Thrall erinnerte sich, was Desharin ihm über diese Kreaturen berichtet hatte. Es waren Flickwerk-Monster, deren Teile aus allen fünf Schwärmen stammten. Desharin hatte gesagt, sie alle wären tot.

Dieses hier war jedoch offensichtlich sehr lebendig.

Thrall starrte eine Sekunde das Biest an, versuchte herauszufinden, was es war und was es dem blauen Drachenschwarm und selbst Kalecgos, dem neuen Aspekt, antat. Es war nur ein Augenblick der Unachtsamkeit, des Schrecks – aber es war ein Augenblick zu lang.

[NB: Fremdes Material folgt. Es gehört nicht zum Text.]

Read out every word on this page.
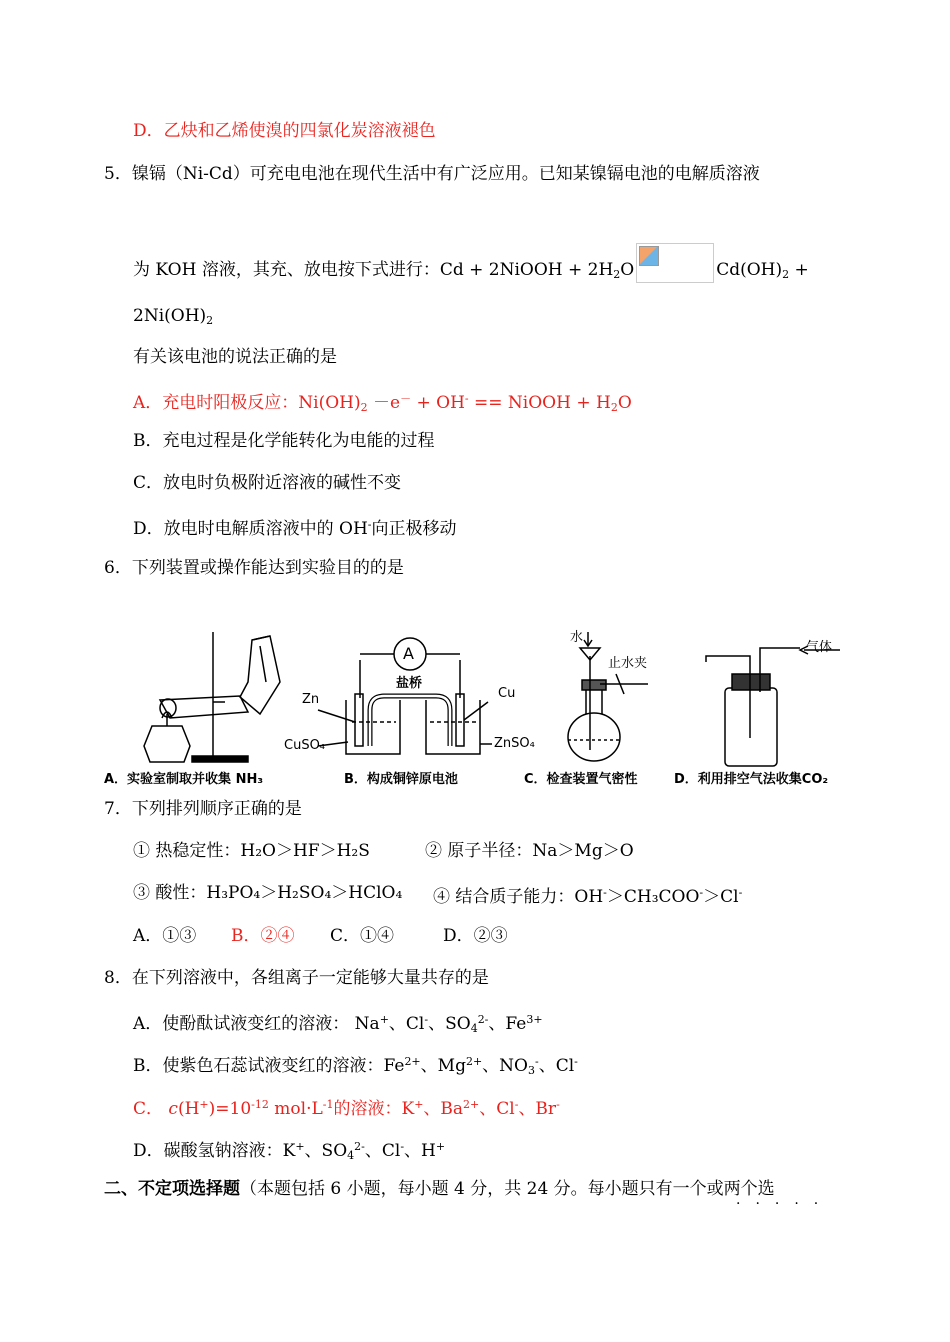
D．乙炔和乙烯使溴的四氯化炭溶液褪色
5．镍镉（Ni-Cd）可充电电池在现代生活中有广泛应用。已知某镍镉电池的电解质溶液
为 KOH 溶液，其充、放电按下式进行：Cd + 2NiOOH + $2H_2O$	$Cd(OH)_2$ +
$2Ni(OH)_2$
有关该电池的说法正确的是
A．充电时阳极反应：$Ni(OH)_2 -e^- + OH^-$ == NiOOH + $H_2O$
B．充电过程是化学能转化为电能的过程
C．放电时负极附近溶液的碱性不变
D．放电时电解质溶液中的 OH-向正极移动
6．下列装置或操作能达到实验目的的是
A
盐桥
Zn	Cu
CuSO₄	ZnSO₄
水
止水夹
气体
A．实验室制取并收集 NH₃	B．构成铜锌原电池	C．检查装置气密性	D．利用排空气法收集CO₂
7．下列排列顺序正确的是
① 热稳定性：H₂O＞HF＞H₂S	② 原子半径：Na＞Mg＞O
③ 酸性：H₃PO₄＞H₂SO₄＞HClO₄ ④ 结合质子能力：OH-＞CH₃COO-＞Cl-
A．①③ B．②④ C．①④	D．②③
8．在下列溶液中，各组离子一定能够大量共存的是
A．使酚酞试液变红的溶液： Na+、Cl-、$SO_4^{2-}$、$Fe^{3+}$
B．使紫色石蕊试液变红的溶液：$Fe^{2+}$、$Mg^{2+}$、$NO_3^-$、Cl-
C． $c(H^+)=10^{-12}$ $mol\cdot L^{-1}$的溶液：K+、$Ba^{2+}$、Cl-、Br-
D．碳酸氢钠溶液：K+、$SO_4^{2-}$、Cl-、H+
二、不定项选择题（本题包括 6 小题，每小题 4 分，共 24 分。每小题只有一个或两个选
·····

Das Ding griff sie an, die fünf Köpfe bereit. Der Gestank seines verrotteten Fleischs war fast übermächtig. Kalec warf sich aus dem Weg. Thrall klammerte sich mit all seiner Kraft fest. Er wähnte sich schon in Sicherheit, als etwas gegen seinen Körper krachte. Irgendetwas schlug nach ihm, als wäre er nicht mehr als eine Fliege, die auf dem Rücken eines Wolfs ritt. Obwohl Kalecs kunstvolles Manöver ihn vor einem direkten Angriff des vielköpfigen chromatischen Drachen bewahrt hatte, erkannte er, dass selbst dieser fast beiläufige Schubser ausreichte, um ihn von Kalec herunterzuschlagen.

Das ist also schließlich der Tod, dachte er, als er vom Rücken des Aspekts stürzte und auf die rauen Felsen zu krachen drohte.

Er schloss die Augen, drückte den Schicksalshammer an sein Herz und war froh, mit einer Waffe in der Hand zu sterben. Er fragte sich, ob er den Aufprall wohl spürte, bei dem sein Rückgrat zerschmettert oder sein Schädel zertrümmert würde.